Штюрмер. – Ничего. Батюшин ко мне приходил три раза; он приходил с заявлением, что на него возложена обязанность проследить деятельность Рубинштейна, затем второй раз он был у меня; не помню по какому случаю, он пришел третий раз ко мне. Но то, что вы говорите мне, это мне неизвестно. Затем он мне заявил, что у него есть несколько лиц, на которых падает подозрение, но дальнейшие его сношения с Климовичем и Манасевичем-Мануйловым мне совершенно неизвестны.

Завадский. – Позвольте предложить еще один вопрос. Вы не продавали ли в прошлом году вашу землю?

Штюрмер. – В 1915 году продавал. У меня было имение в Рыбинском уезде, Ярославской губернии, которое мною было куплено для дачи. Это было в 1915 году 28 ноября. Вы меня, вероятно, об этом спрашиваете? Я подготовлен к этому вопросу, потому что в газетах это было. Я раньше не знал №, я бы разумеется опроверг. Есть на Большой Морской улице нотариус Бологовский; у него 28 ноября я совершил купчую крепость на продажу этого имения одному заводу Штрауха, который был вывезен из Риги. Купчая совершена 28 ноября, при чем я получил около 50 тысяч. Сам я ее купил за 50 тысяч, стоило оно мне до 60 тысяч, продал я его за 75 тысяч. Взял барыша 15 тысяч рублей. 28 ноября, я точно помню это число, а назначение мое было 20 января, значит, купчая состоялась…

Иванов. – Была выдана ссуда этому заводу Штрауха из казны?

Штюрмер. – Да.

Иванов. – Эта ссуда шла через Совет ваш?

Штюрмер. – Нет, она шла через принца Ольденбургского и его помощника Иорданова.

Иванов. – А кто вам платил эти деньги?

Штюрмер. – Сам Штраух.

Иванов. – Из этой ссуды?

Штюрмер. – Из этой ссуды. Я прошу обратить на это внимание. Это было в ноябре 1915 года, вопроса о моем назначении еще не было. Мое назначение было 20 января, – я прошу отметить это, потому что, к сожалению, дома от меня скрыли, что такая заметка была, я бы написал опровержение. Когда я об этом узнал, я был в ужасе. 28 ноября это было.
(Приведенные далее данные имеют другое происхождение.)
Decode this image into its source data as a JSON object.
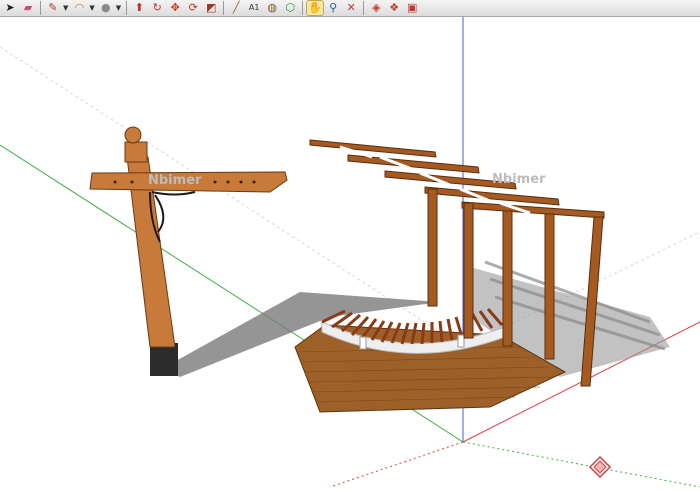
{
  "toolbar": {
    "tools": [
      {
        "name": "select-tool-icon",
        "glyph": "➤",
        "color": "#222222"
      },
      {
        "name": "eraser-tool-icon",
        "glyph": "▰",
        "color": "#d24a7a"
      },
      {
        "name": "pencil-line-tool-icon",
        "glyph": "✎",
        "color": "#b33a1e",
        "dropdown": true
      },
      {
        "name": "arc-tool-icon",
        "glyph": "◠",
        "color": "#b87840",
        "dropdown": true
      },
      {
        "name": "shape-tool-icon",
        "glyph": "●",
        "color": "#8a8a8a",
        "dropdown": true
      },
      {
        "name": "push-pull-tool-icon",
        "glyph": "⬆",
        "color": "#b7322a"
      },
      {
        "name": "follow-me-tool-icon",
        "glyph": "↻",
        "color": "#c0392b"
      },
      {
        "name": "move-tool-icon",
        "glyph": "✥",
        "color": "#c0392b"
      },
      {
        "name": "rotate-tool-icon",
        "glyph": "⟳",
        "color": "#c0392b"
      },
      {
        "name": "scale-tool-icon",
        "glyph": "◩",
        "color": "#a83226"
      },
      {
        "name": "tape-measure-tool-icon",
        "glyph": "╱",
        "color": "#8a6a1c"
      },
      {
        "name": "text-tool-icon",
        "glyph": "A1",
        "color": "#333333"
      },
      {
        "name": "paint-bucket-tool-icon",
        "glyph": "◍",
        "color": "#7a5a20"
      },
      {
        "name": "orbit-tool-icon",
        "glyph": "⬡",
        "color": "#2f8a3a"
      },
      {
        "name": "pan-tool-icon",
        "glyph": "✋",
        "color": "#7a5a20",
        "active": true
      },
      {
        "name": "zoom-tool-icon",
        "glyph": "⚲",
        "color": "#2c5aa0"
      },
      {
        "name": "zoom-extents-tool-icon",
        "glyph": "✕",
        "color": "#c0392b"
      },
      {
        "name": "warehouse-icon",
        "glyph": "◈",
        "color": "#c0392b"
      },
      {
        "name": "components-icon",
        "glyph": "❖",
        "color": "#c0392b"
      },
      {
        "name": "extension-icon",
        "glyph": "▣",
        "color": "#c0392b"
      }
    ]
  },
  "scene": {
    "watermark_left": "Nbimer",
    "watermark_right": "Nbimer",
    "wood_color": "#c77a3a",
    "wood_dark": "#8a4a1e",
    "deck_color": "#9c6028",
    "shadow_color": "#6a6a6a",
    "axis_red": "#e04040",
    "axis_green": "#3cb043",
    "axis_blue": "#4a5ad6"
  }
}
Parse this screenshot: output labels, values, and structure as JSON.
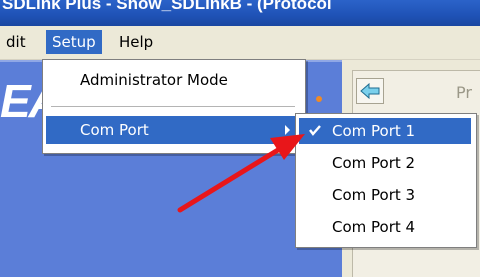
{
  "window": {
    "title": "SDLink Plus - Show_SDLinkB - (Protocol"
  },
  "menubar": {
    "items": [
      {
        "label": "dit"
      },
      {
        "label": "Setup"
      },
      {
        "label": "Help"
      }
    ]
  },
  "background": {
    "banner_text": "EA",
    "right_label": "Pr"
  },
  "setup_menu": {
    "items": [
      {
        "label": "Administrator Mode"
      },
      {
        "label": "Com Port"
      }
    ]
  },
  "comport_menu": {
    "items": [
      {
        "label": "Com Port 1",
        "checked": true
      },
      {
        "label": "Com Port 2",
        "checked": false
      },
      {
        "label": "Com Port 3",
        "checked": false
      },
      {
        "label": "Com Port 4",
        "checked": false
      }
    ]
  },
  "colors": {
    "highlight": "#316ac5",
    "annotation_arrow": "#e8161a",
    "titlebar": "#1f52b6"
  }
}
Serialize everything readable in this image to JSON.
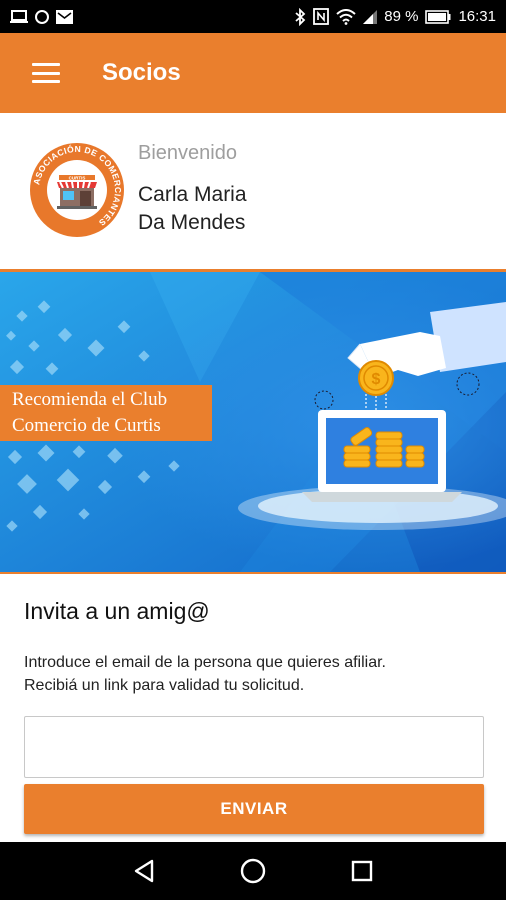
{
  "status_bar": {
    "battery_pct": "89 %",
    "time": "16:31",
    "icons": [
      "laptop-icon",
      "circle-icon",
      "mail-icon",
      "bluetooth-icon",
      "nfc-icon",
      "wifi-icon",
      "signal-icon",
      "battery-icon"
    ]
  },
  "app_bar": {
    "title": "Socios",
    "menu_icon": "menu-icon"
  },
  "profile": {
    "welcome": "Bienvenido",
    "name_line1": "Carla Maria",
    "name_line2": "Da Mendes",
    "logo_text": "ASOCIACIÓN DE COMERCIANTES",
    "logo_sign": "CURTIS"
  },
  "banner": {
    "line1": "Recomienda el Club",
    "line2": "Comercio de Curtis",
    "coin_symbol": "$"
  },
  "invite": {
    "title": "Invita a un amig@",
    "desc_line1": "Introduce el email de la persona que quieres afiliar.",
    "desc_line2": "Recibiá un link para validad tu solicitud.",
    "email_value": "",
    "email_placeholder": "",
    "send_label": "ENVIAR"
  },
  "colors": {
    "accent": "#ea7f2d",
    "banner_blue": "#1e9be0",
    "text_dark": "#222222",
    "text_muted": "#9e9e9e"
  },
  "nav_bar": {
    "icons": [
      "back-icon",
      "home-icon",
      "recents-icon"
    ]
  }
}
Завадский. – Проверить легко.

Смиттен. – А у кого вы купили это имение? У кого была совершена купчая, когда вы приобретали это имение?

Штюрмер. – Это было полтора года тому назад, у Величкова.

Смиттен. – Нотариус города Риги?

Штюрмер. – У нотариуса, заведующего мазутным заводом гор. Рыбинска.

Смиттен. – У кого была заключена купчая по покупке?

Штюрмер. – Насколько я помню, у нотариуса Тупицына.

Иванов. – Не можете ли вы сообщить, при каких обстоятельствах был уволен Николай Николаевич от обязанностей верховного главнокомандующего и назначен верховным главнокомандующим бывший царь Николай II. При каких это было условиях, вы не знаете?

Штюрмер. – Нет.

Иванов. – У вас в кабинете не было по этому поводу разногласий?

Штюрмер. – Позвольте вас спросить, когда это было?

Иванов. – Это было 15 января.[*]

Штюрмер. – Я был назначен 20 января 1916 года.

Соколов. – Господин Штюрмер, вы упоминали о принце Ольденбургском. Не приходилось ли вам с ним беседовать на политические темы, на ваше отношение к войне, к Германии, к Франции?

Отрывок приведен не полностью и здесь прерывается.